If it has then that’s great, and it’s more likely to be a good use of resources. The worst thing is for you to put loads of money into an expensively produced video and it just dies with the audience you had wanted to see it.

Gone in 3 seconds

Work hard on the hook for a social video. When writing a script or outline, we can spend half a day just trying to think of what the very first line is. If we can’t think of a really compelling first line, then often there isn’t likely to be enough in the idea to make those opening three seconds work.

When people scroll through TikTok, Facebook or any platform, you have three seconds to grab their attention before they just scroll onto the next thing. So you’ve got to have that compelling opening hook.

Pick your channels

If you were looking to go viral on a particular platform, you could look at what works on the channel already for similar messages. If you find an individual or organisation whose account goes really far on, then look at what is it about their successful posts, and which of those aspects could you realistically make use of within your own campaigns and tone of voice?

We’ll devote more time to dedicated content that suits our core channels, rather than trying to optimise it for too many different channels. Sometimes we’ll recycle content on other platforms, where it seems to be being picked up and engaged with in a way that suits that platform – like a breaking news tweet screenshot on Facebook, or a funny TikTok video on Twitter.

View social as an end, not a means to something else

In the past, we’ve often viewed social as a way to drive people towards content on our websites. But in recent years, platforms have increasingly shown your content to fewer people if it takes you away from their own platform.
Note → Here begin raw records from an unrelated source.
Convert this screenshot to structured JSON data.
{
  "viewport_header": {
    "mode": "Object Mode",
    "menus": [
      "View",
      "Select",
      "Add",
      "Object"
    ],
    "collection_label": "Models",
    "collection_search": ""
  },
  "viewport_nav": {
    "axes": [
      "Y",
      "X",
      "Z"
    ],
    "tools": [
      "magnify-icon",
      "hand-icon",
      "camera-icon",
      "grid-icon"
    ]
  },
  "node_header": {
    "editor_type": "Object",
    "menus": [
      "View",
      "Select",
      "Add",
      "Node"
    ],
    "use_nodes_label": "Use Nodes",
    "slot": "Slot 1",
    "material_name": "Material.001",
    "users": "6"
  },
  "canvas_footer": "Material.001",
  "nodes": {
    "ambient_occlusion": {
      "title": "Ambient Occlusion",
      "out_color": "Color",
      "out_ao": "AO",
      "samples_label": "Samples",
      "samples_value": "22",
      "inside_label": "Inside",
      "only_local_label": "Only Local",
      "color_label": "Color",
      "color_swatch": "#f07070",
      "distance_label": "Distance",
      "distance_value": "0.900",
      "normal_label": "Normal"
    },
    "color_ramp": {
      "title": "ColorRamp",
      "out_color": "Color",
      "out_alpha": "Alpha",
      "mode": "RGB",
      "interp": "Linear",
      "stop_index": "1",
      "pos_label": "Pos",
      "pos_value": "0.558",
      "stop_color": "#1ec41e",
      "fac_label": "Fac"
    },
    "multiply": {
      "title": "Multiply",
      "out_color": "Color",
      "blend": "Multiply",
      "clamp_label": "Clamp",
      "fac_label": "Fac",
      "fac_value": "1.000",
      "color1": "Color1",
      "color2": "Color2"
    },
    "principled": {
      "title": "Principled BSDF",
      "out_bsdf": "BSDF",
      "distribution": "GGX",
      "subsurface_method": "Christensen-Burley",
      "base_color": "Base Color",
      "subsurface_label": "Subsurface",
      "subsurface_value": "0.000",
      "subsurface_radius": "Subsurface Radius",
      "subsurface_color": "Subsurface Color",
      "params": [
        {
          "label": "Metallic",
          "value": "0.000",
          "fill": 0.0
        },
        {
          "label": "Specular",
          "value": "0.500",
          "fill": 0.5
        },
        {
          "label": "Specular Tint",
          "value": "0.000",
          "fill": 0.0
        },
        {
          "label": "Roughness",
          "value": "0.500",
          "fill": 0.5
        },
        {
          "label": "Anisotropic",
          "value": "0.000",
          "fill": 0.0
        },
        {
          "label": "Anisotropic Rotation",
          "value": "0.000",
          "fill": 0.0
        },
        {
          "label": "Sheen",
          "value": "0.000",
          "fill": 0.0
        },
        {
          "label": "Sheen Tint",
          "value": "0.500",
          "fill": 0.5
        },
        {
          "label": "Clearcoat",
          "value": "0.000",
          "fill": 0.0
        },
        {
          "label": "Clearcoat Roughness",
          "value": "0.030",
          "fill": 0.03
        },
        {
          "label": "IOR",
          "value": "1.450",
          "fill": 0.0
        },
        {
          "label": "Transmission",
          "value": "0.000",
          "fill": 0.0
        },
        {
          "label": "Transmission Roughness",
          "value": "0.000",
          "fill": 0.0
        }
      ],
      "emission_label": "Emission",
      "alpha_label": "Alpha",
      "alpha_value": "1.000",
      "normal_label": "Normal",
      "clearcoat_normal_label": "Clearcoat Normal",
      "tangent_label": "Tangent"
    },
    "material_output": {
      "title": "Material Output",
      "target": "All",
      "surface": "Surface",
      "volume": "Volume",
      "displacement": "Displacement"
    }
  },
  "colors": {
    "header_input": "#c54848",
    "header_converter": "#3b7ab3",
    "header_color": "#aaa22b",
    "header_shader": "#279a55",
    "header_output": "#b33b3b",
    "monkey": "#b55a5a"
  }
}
We now won’t do a tweet with a link in it – It just isn’t going to get cut through anymore. If you need to do this, it’s probably better to post it in a linked, second tweet to direct people to the link. Most people won’t see the link, but so many more will see the first tweet that it will likely balance out better.
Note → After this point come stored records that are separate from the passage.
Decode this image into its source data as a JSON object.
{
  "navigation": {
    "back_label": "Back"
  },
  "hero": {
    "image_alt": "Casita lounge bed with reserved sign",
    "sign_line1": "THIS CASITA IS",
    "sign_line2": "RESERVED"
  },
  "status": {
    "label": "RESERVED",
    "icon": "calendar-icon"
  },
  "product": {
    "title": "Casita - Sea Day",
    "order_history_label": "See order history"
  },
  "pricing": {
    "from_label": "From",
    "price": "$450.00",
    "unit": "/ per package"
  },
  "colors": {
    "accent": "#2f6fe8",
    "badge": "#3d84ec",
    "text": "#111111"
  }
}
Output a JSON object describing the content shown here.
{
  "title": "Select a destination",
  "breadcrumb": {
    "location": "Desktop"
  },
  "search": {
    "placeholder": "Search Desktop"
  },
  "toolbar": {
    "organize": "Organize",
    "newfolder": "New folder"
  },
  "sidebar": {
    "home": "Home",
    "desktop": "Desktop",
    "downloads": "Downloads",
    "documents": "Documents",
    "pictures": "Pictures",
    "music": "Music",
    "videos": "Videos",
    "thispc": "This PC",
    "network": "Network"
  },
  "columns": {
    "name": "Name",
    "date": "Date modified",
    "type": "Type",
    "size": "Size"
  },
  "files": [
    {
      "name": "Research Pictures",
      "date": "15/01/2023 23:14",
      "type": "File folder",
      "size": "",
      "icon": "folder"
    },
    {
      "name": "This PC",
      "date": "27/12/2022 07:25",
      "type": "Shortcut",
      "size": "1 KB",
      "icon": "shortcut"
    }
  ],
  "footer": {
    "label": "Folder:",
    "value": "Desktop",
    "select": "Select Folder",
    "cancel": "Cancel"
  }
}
That’s particularly the case with blogs. Given the high level of political engagement on Twitter, there used to be a big overlap for us between blog readers and Twitter followers. But as Twitter started de-prioritising links, we started trying out long threads, finding a way to give an informed take, but to keep the content within Twitter.

It’s important to resist the temptation when we have a big new policy report, to try to promote it directly on social media as a report.
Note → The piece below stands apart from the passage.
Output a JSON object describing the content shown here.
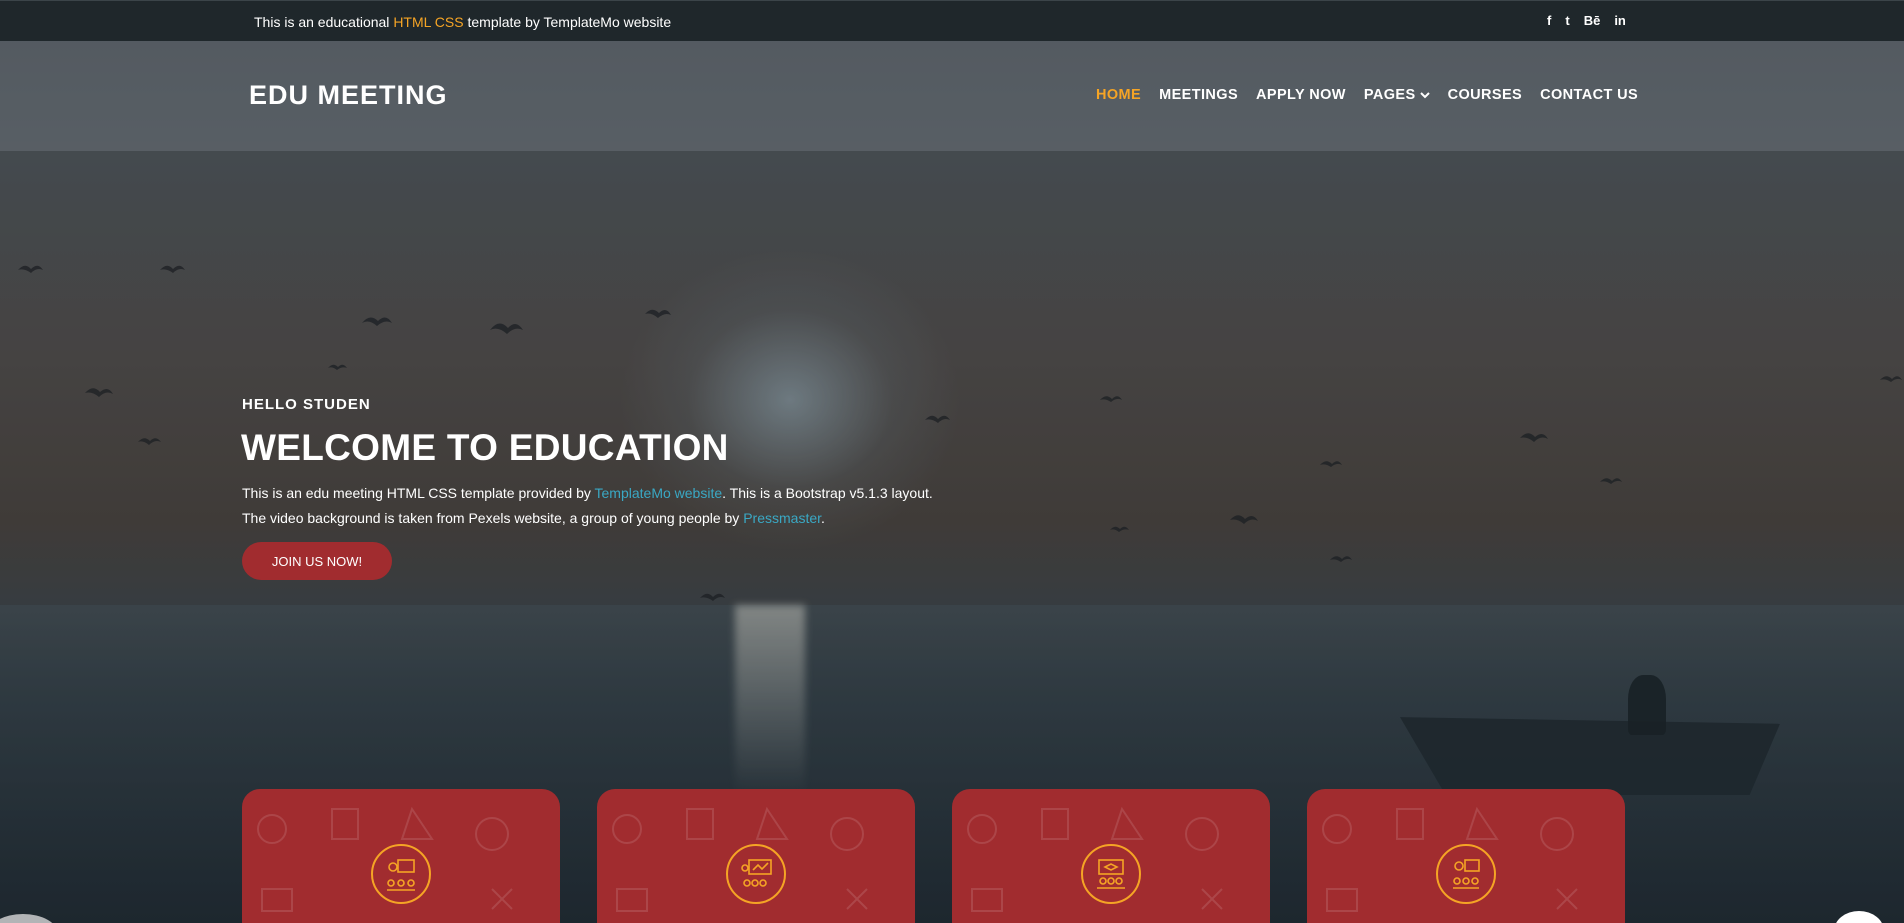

We’ll try to get the best parts, and the clearest findings of the report and create content that gets them onto social media – whether it’s a graphic or a quick response video – that can get the message out appropriately to the audience, rather than expecting them to click through to a report that they probably aren’t in the frame of mind to read at that time.

The same goes for big events like conferences or rallies. It can be easy to fall back on the process rather than the content, with hashtags and coverage of events that are more of interest to people who are there than people who aren’t. Rather than assuming that people care about your rally, it’s often safer to assume that they care about the themes of the rally. Tap into emotional responses about that, and then plug the rally at the end.

Overnight success takes years of focus

We’ve been following these principles for the last couple of years, and it’s paid off for us so far. Previously, we were getting about 800,000 to a million impressions every month on Twitter. Now it’s around 30 million.

As part of that, we’ve worked on how we get social media understood and valued within our organisational reporting processes, seen as being as important as media column inches or website page reads.

Every quarter we analyse the best performing pieces of content, and present that to senior management. It can be a great opportunity to talk about any successes of what you’re doing, why you’re doing it in that way, and how elements of a new approach to social fits into an overall strategy.